通貨スワップは覇権(ヘゲモニー)の問題として捉えることが必要
 もちろん通貨スワップは非常時のための措置であり、韓国企業の業績が好調な今は、大きな影響を及ぼすものではない。だがもし日本が韓国への対抗措置として通貨スワップを中断した場合には、韓国経済の潜在的なリスクは増大することになり、ボディーブローのように韓国の金融システムに影響を与えることになるだろう。
 さらに欧州危機が深刻化し、韓国企業の業績が急激に悪化するようなことがあれば、まさに韓国経済の生殺与奪の権限を日本が握ることになる。

 このように通貨スワップ中断の影響は、短期的な視点ではそれほどではないが、長期的、潜在的には大きなインパクトをもたらす可能性がある。
 日本人はあまり意識していないかもしれないが、近隣国の金融システムを安定させるための資金を提供するということは、国際社会において覇権国の振る舞いとしてみなされる。
 日本にとっては交渉カードとして非常に有効である反面、使い方を誤ると大変危険な事態を引き起こす可能性もあるのだ。
 今回の竹島騒動とそれに伴う通貨スワップ見直しの件は、日本と韓国の領土問題や経済協力問題としてだけとらえるべきものではない。東アジアの地政学的な状況が激変する中、日本が自らをどのような国家に位置づけるのかが試されているのである。自らの資金を運用する投資家にとってもそれは同様である。
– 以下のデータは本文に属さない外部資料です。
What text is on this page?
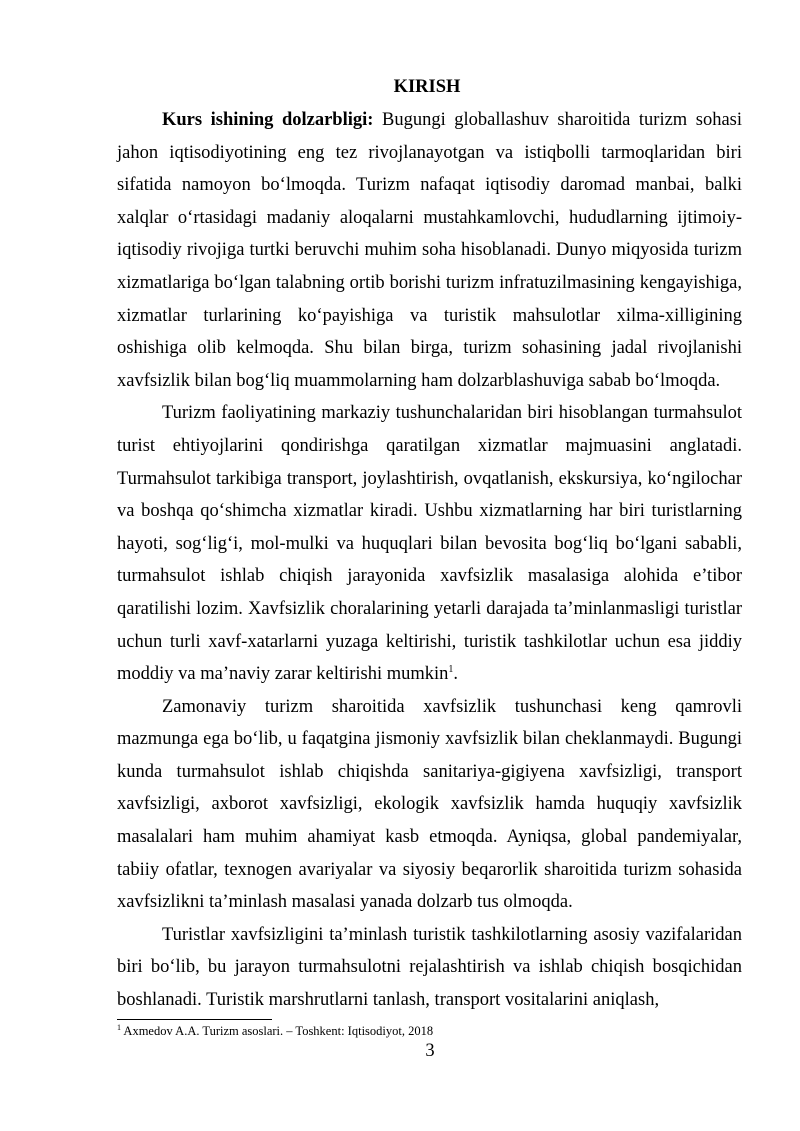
KIRISH

Kurs ishining dolzarbligi: Bugungi globallashuv sharoitida turizm sohasi jahon iqtisodiyotining eng tez rivojlanayotgan va istiqbolli tarmoqlaridan biri sifatida namoyon bo‘lmoqda. Turizm nafaqat iqtisodiy daromad manbai, balki xalqlar o‘rtasidagi madaniy aloqalarni mustahkamlovchi, hududlarning ijtimoiy-iqtisodiy rivojiga turtki beruvchi muhim soha hisoblanadi. Dunyo miqyosida turizm xizmatlariga bo‘lgan talabning ortib borishi turizm infratuzilmasining kengayishiga, xizmatlar turlarining ko‘payishiga va turistik mahsulotlar xilma-xilligining oshishiga olib kelmoqda. Shu bilan birga, turizm sohasining jadal rivojlanishi xavfsizlik bilan bog‘liq muammolarning ham dolzarblashuviga sabab bo‘lmoqda.

Turizm faoliyatining markaziy tushunchalaridan biri hisoblangan turmahsulot turist ehtiyojlarini qondirishga qaratilgan xizmatlar majmuasini anglatadi. Turmahsulot tarkibiga transport, joylashtirish, ovqatlanish, ekskursiya, ko‘ngilochar va boshqa qo‘shimcha xizmatlar kiradi. Ushbu xizmatlarning har biri turistlarning hayoti, sog‘lig‘i, mol-mulki va huquqlari bilan bevosita bog‘liq bo‘lgani sababli, turmahsulot ishlab chiqish jarayonida xavfsizlik masalasiga alohida e’tibor qaratilishi lozim. Xavfsizlik choralarining yetarli darajada ta’minlanmasligi turistlar uchun turli xavf-xatarlarni yuzaga keltirishi, turistik tashkilotlar uchun esa jiddiy moddiy va ma’naviy zarar keltirishi mumkin$^1$.

Zamonaviy turizm sharoitida xavfsizlik tushunchasi keng qamrovli mazmunga ega bo‘lib, u faqatgina jismoniy xavfsizlik bilan cheklanmaydi. Bugungi kunda turmahsulot ishlab chiqishda sanitariya-gigiyena xavfsizligi, transport xavfsizligi, axborot xavfsizligi, ekologik xavfsizlik hamda huquqiy xavfsizlik masalalari ham muhim ahamiyat kasb etmoqda. Ayniqsa, global pandemiyalar, tabiiy ofatlar, texnogen avariyalar va siyosiy beqarorlik sharoitida turizm sohasida xavfsizlikni ta’minlash masalasi yanada dolzarb tus olmoqda.

Turistlar xavfsizligini ta’minlash turistik tashkilotlarning asosiy vazifalaridan biri bo‘lib, bu jarayon turmahsulotni rejalashtirish va ishlab chiqish bosqichidan boshlanadi. Turistik marshrutlarni tanlash, transport vositalarini aniqlash,

$^1$ Axmedov A.A. Turizm asoslari. – Toshkent: Iqtisodiyot, 2018
3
注)日本は、外貨準備の原資が借り入れではなく、自ら貯蓄した貿易黒字であり、外貨準備の大部分を安全資産である米国債で運用している。しかも日本は民間部門の対外資産が手厚く、対外資産に占める外貨準備の割合はわずか17%に過ぎない。日本と韓国では経済の冗長性が根本的に異なっている。日本経済がこれほど弱くなっても金融危機を起こさないのは、手厚い自己資本による資金の融通が可能だからである。